Il a déjà été question du rapport à l'argent chez les protestants. Mais il fallait aller plus avant pour mieux comprendre ce qu'il en est vraiment.

L'occasion de rencontrer Maurice Gontier, président-directeur général d'un important groupe financier. Il est aujourd'hui retraité, mais demeure très impliqué dans une fondation et diverses associations protestantes dont il a longtemps été le président.

Maurice Gontier, ancien P.-D.G. d'un groupe financier

Votre profession consiste à travailler avec l'argent ; vous maniez encore des sommes considérables.

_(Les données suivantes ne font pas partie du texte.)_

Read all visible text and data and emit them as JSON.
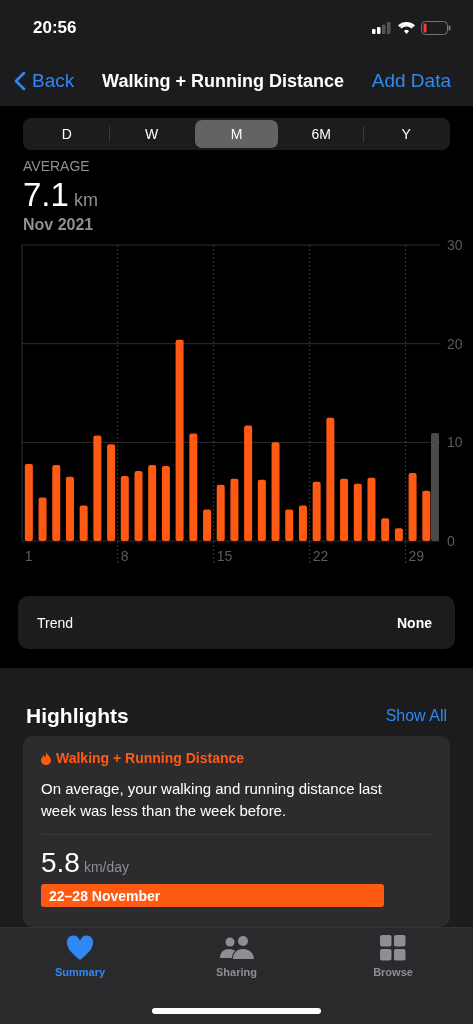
{
  "status_bar": {
    "time": "20:56"
  },
  "nav": {
    "back": "Back",
    "title": "Walking + Running Distance",
    "action": "Add Data"
  },
  "ranges": [
    {
      "label": "D",
      "selected": false
    },
    {
      "label": "W",
      "selected": false
    },
    {
      "label": "M",
      "selected": true
    },
    {
      "label": "6M",
      "selected": false
    },
    {
      "label": "Y",
      "selected": false
    }
  ],
  "summary": {
    "label": "AVERAGE",
    "value": "7.1",
    "unit": "km",
    "period": "Nov 2021"
  },
  "chart_data": {
    "type": "bar",
    "x": [
      1,
      2,
      3,
      4,
      5,
      6,
      7,
      8,
      9,
      10,
      11,
      12,
      13,
      14,
      15,
      16,
      17,
      18,
      19,
      20,
      21,
      22,
      23,
      24,
      25,
      26,
      27,
      28,
      29,
      30
    ],
    "grid": true,
    "series": [
      {
        "color": "#ff5a14",
        "values": [
          7.8,
          4.4,
          7.7,
          6.5,
          3.6,
          10.7,
          9.8,
          6.6,
          7.1,
          7.7,
          7.6,
          20.4,
          10.9,
          3.2,
          5.7,
          6.3,
          11.7,
          6.2,
          10.0,
          3.2,
          3.6,
          6.0,
          12.5,
          6.3,
          5.8,
          6.4,
          2.3,
          1.3,
          6.9,
          5.1
        ]
      }
    ],
    "xlim": [
      0.5,
      31
    ],
    "ylim": [
      0,
      30
    ],
    "yticks": [
      0,
      10,
      20,
      30
    ],
    "xticks": [
      1,
      8,
      15,
      22,
      29
    ]
  },
  "trend": {
    "label": "Trend",
    "value": "None"
  },
  "highlights": {
    "title": "Highlights",
    "action": "Show All",
    "card": {
      "category": "Walking + Running Distance",
      "text": "On average, your walking and running distance last week was less than the week before.",
      "value": "5.8",
      "unit": "km/day",
      "range": "22–28 November"
    }
  },
  "tabs": [
    {
      "label": "Summary",
      "selected": true
    },
    {
      "label": "Sharing",
      "selected": false
    },
    {
      "label": "Browse",
      "selected": false
    }
  ]
}
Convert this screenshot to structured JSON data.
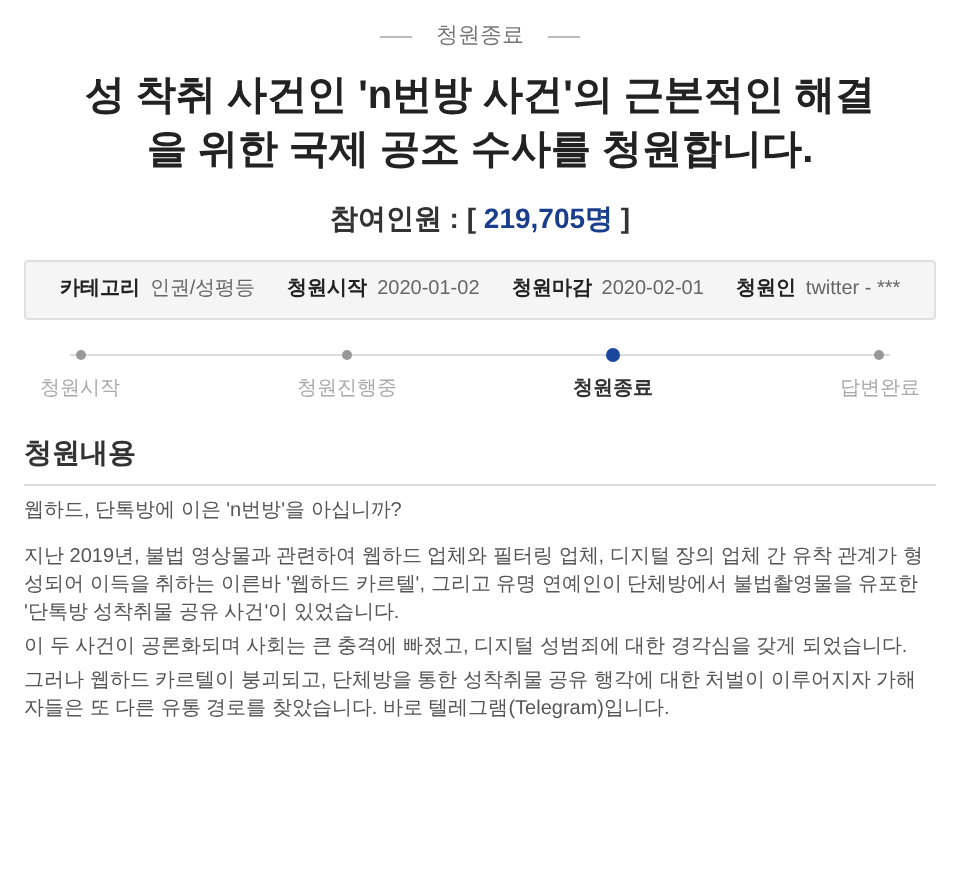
{
  "status_label": "청원종료",
  "title": "성 착취 사건인 'n번방 사건'의 근본적인 해결을 위한 국제 공조 수사를 청원합니다.",
  "participants": {
    "prefix": "참여인원 : [",
    "count": "219,705명",
    "suffix": "]"
  },
  "info": [
    {
      "label": "카테고리",
      "value": "인권/성평등"
    },
    {
      "label": "청원시작",
      "value": "2020-01-02"
    },
    {
      "label": "청원마감",
      "value": "2020-02-01"
    },
    {
      "label": "청원인",
      "value": "twitter - ***"
    }
  ],
  "steps": [
    {
      "label": "청원시작",
      "selected": false
    },
    {
      "label": "청원진행중",
      "selected": false
    },
    {
      "label": "청원종료",
      "selected": true
    },
    {
      "label": "답변완료",
      "selected": false
    }
  ],
  "content": {
    "heading": "청원내용",
    "paragraphs": [
      "웹하드, 단톡방에 이은 'n번방'을 아십니까?",
      "지난 2019년, 불법 영상물과 관련하여 웹하드 업체와 필터링 업체, 디지털 장의 업체 간 유착 관계가 형성되어 이득을 취하는 이른바 '웹하드 카르텔', 그리고 유명 연예인이 단체방에서 불법촬영물을 유포한 '단톡방 성착취물 공유 사건'이 있었습니다.",
      "이 두 사건이 공론화되며 사회는 큰 충격에 빠졌고, 디지털 성범죄에 대한 경각심을 갖게 되었습니다.",
      "그러나 웹하드 카르텔이 붕괴되고, 단체방을 통한 성착취물 공유 행각에 대한 처벌이 이루어지자 가해자들은 또 다른 유통 경로를 찾았습니다. 바로 텔레그램(Telegram)입니다."
    ]
  }
}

Quel est votre rapport à l'argent ?

Permettez-moi de vous faire remarquer tout d'abord que l'argent avec lequel je travaille n'est pas le mien ! C'est le fruit de l'épargne de mes actionnaires et celui-ci m'a été simplement confié. Ceci dit, je n'ai aucun complexe à l'égard de l'argent. L'argent ne doit jamais être un maître, mais seulement un moyen au service des hommes. Il est une semence. Souvenez-vous à ce sujet de la parabole des talents (Évangile de Matthieu. Le talent, à l'époque de Jésus, est une unité de valeur correspondant à six mille francs or). Jésus porte un jugement sévère à l'encontre du mauvais gestionnaire qui était allé cacher son talent dans la terre au lieu de le faire fructifier !

Nous devons tous nous efforcer d'être de bons et loyaux gestionnaires des talents qui nous sont confiés ; en faire le meilleur usage possible en vue d'obtenir le meilleur usage possible en vue d'obtenir la meilleure valorisation et la meilleure rentabilité sur les plans financier, économique et social. Et ce, bien entendu, dans le strict respect des règles éthiques.

Vous pointez la responsabilité du banquier dans les choix des opérations financières ! Quels sont les critères par lesquels vous allez justifier ces opérations ?

Il convient de bien distinguer en quelle qualité je suis amené à intervenir. Si c'est en qualité de banquier que j'apporte un concours à un client – qu'il soit simple particulier, commerçant ou industriel –, je dois me garder d'imposer mes propres choix dès lors que loi et morale sont respectées. J'ai alors un devoir de conseil ; je ne dois pas oublier que la responsabilité finale de l'opération appartient au client qui est normalement compétent dans sa branche et qui supportera en définitive les conséquences de ses choix. Par contre, lorsque j'interviens au titre de dirigeant de l'une des sociétés commerciales ou d'investissement que j'anime, je suis alors pleinement responsable de mes choix. Comme tout chef d'entreprise, je me décide après avoir pris l'avis de collaborateurs ou d'experts compétents en fonction de mes raisonnements et de mes intuitions, et en respectant les règles déjà évoquées.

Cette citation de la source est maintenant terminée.